Here as Samanea wood box version with wooden balls. The box can be assembled together for transport. To prepare the Samanea wooden box for the game, please pull the 2 pins left and right out of the game and remove the board from the frame. When opening, make sure that the 2 red dots point downwards because otherwise all the balls fall out.
This also applies when building together, red points together pointing down the wooden game put together. Insert the playing field into the wooden frame and insert the bingo game into the frame, now as a base plate. Once the game has been set up and everyone has his balls of the selected color in his compartment, you're off.
The four-in-a-row wooden game is played with a vertical hollow board, into which players alternately drop their pieces. The game board consists of seven columns (vertical) and six rows (horizontal). Each player has 21 same colored tiles which are set alternately by the players of the Four Winning Strategy game.
When a player drops a tile into the Bongo Wooden Game, it occupies the lowest available space in the column. The pieces are placed individually and alternately in the four-win game. The winner is the player who first manages to line up four of his tokens horizontally, vertically or diagonally. The game ends in a draw when the board is completely filled without a player has won.
Beginners often overlook simple enemy threats to complete foursome lines, so it's important to keep an eye on all vertical, horizontal and diagonal lines.
Advanced players try to win by building two threats simultaneously (Fork).

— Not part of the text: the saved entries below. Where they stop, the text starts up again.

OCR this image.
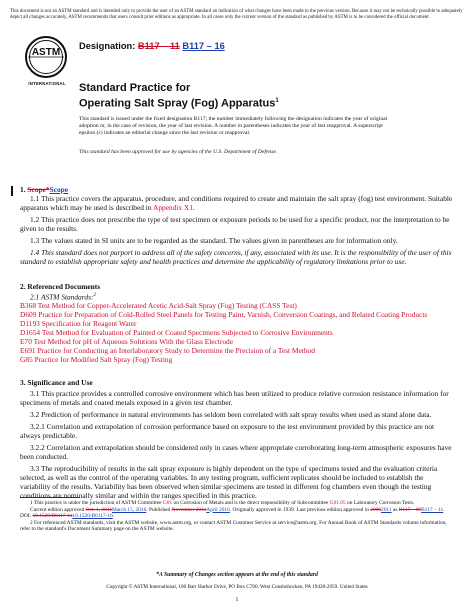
This document is not an ASTM standard and is intended only to provide the user of an ASTM standard an indication of what changes have been made to the previous version. Because it may not be technically possible to adequately depict all changes accurately, ASTM recommends that users consult prior editions as appropriate. In all cases only the current version of the standard as published by ASTM is to be considered the official document.
ASTM
INTERNATIONAL
Designation: B117 – 11 B117 – 16
Standard Practice for
Operating Salt Spray (Fog) Apparatus$^1$
This standard is issued under the fixed designation B117; the number immediately following the designation indicates the year of original adoption or, in the case of revision, the year of last revision. A number in parentheses indicates the year of last reapproval. A superscript epsilon (ε) indicates an editorial change since the last revision or reapproval.
This standard has been approved for use by agencies of the U.S. Department of Defense.
1. Scope*Scope
1.1 This practice covers the apparatus, procedure, and conditions required to create and maintain the salt spray (fog) test environment. Suitable apparatus which may be used is described in Appendix X1.
1.2 This practice does not prescribe the type of test specimen or exposure periods to be used for a specific product, nor the interpretation to be given to the results.
1.3 The values stated in SI units are to be regarded as the standard. The values given in parentheses are for information only.
1.4 This standard does not purport to address all of the safety concerns, if any, associated with its use. It is the responsibility of the user of this standard to establish appropriate safety and health practices and determine the applicability of regulatory limitations prior to use.
2. Referenced Documents
2.1 ASTM Standards:$^2$
B368 Test Method for Copper-Accelerated Acetic Acid-Salt Spray (Fog) Testing (CASS Test)
D609 Practice for Preparation of Cold-Rolled Steel Panels for Testing Paint, Varnish, Conversion Coatings, and Related Coating Products
D1193 Specification for Reagent Water
D1654 Test Method for Evaluation of Painted or Coated Specimens Subjected to Corrosive Environments
E70 Test Method for pH of Aqueous Solutions With the Glass Electrode
E691 Practice for Conducting an Interlaboratory Study to Determine the Precision of a Test Method
G85 Practice for Modified Salt Spray (Fog) Testing
3. Significance and Use
3.1 This practice provides a controlled corrosive environment which has been utilized to produce relative corrosion resistance information for specimens of metals and coated metals exposed in a given test chamber.
3.2 Prediction of performance in natural environments has seldom been correlated with salt spray results when used as stand alone data.
3.2.1 Correlation and extrapolation of corrosion performance based on exposure to the test environment provided by this practice are not always predictable.
3.2.2 Correlation and extrapolation should be considered only in cases where appropriate corroborating long-term atmospheric exposures have been conducted.
3.3 The reproducibility of results in the salt spray exposure is highly dependent on the type of specimens tested and the evaluation criteria selected, as well as the control of the operating variables. In any testing program, sufficient replicates should be included to establish the variability of the results. Variability has been observed when similar specimens are tested in different fog chambers even though the testing conditions are nominally similar and within the ranges specified in this practice.
1 This practice is under the jurisdiction of ASTM Committee G01 on Corrosion of Metals and is the direct responsibility of Subcommittee G01.05 on Laboratory Corrosion Tests.
Current edition approved Oct. 1, 2011March 15, 2016. Published November 2011April 2016. Originally approved in 1939. Last previous edition approved in 20092011 as B117 – 09B117 – 11. DOI: 10.1520/B0117-1110.1520/B0117-16.
2 For referenced ASTM standards, visit the ASTM website, www.astm.org, or contact ASTM Customer Service at service@astm.org. For Annual Book of ASTM Standards volume information, refer to the standard's Document Summary page on the ASTM website.
*A Summary of Changes section appears at the end of this standard
Copyright © ASTM International, 100 Barr Harbor Drive, PO Box C700, West Conshohocken, PA 19428-2959. United States
1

As a rule of thumb, checkers in the middle of the board have more value than tokens on the edge of the board because they give them more ways to participate in queuing lines (and thus limit the opponent's ability). Good players try to line up three tiles at short notice while preventing the opponent from placing in a particular column. Towards the end, the game often turns into a complex scoring game; both players try to win by trying to get the opponent to put in a certain column. In this situation, it is helpful to remember that when you play yourself, you always place an even number of pieces until you are back on your own. The strategies of the first and second player differ significantly. All the triads of a color create a hole: a field that triggers victory, operated by the corresponding player. A hole is called odd or even, depending on which row it is in (the bottom row is numbered "one"). For the first player to win, he must have built more odd holes than his opponent, the straight holes are not important. For the second player to win, he must have at least two odd holes more than his opponent, or the same number of odd holes and at least one straight hole. These rules are simplified, because if multiple holes in the same column, it will be more complicated. Holes that lie directly above other holes are mostly useless.
So much fun, but beware the game has addictiveness !!!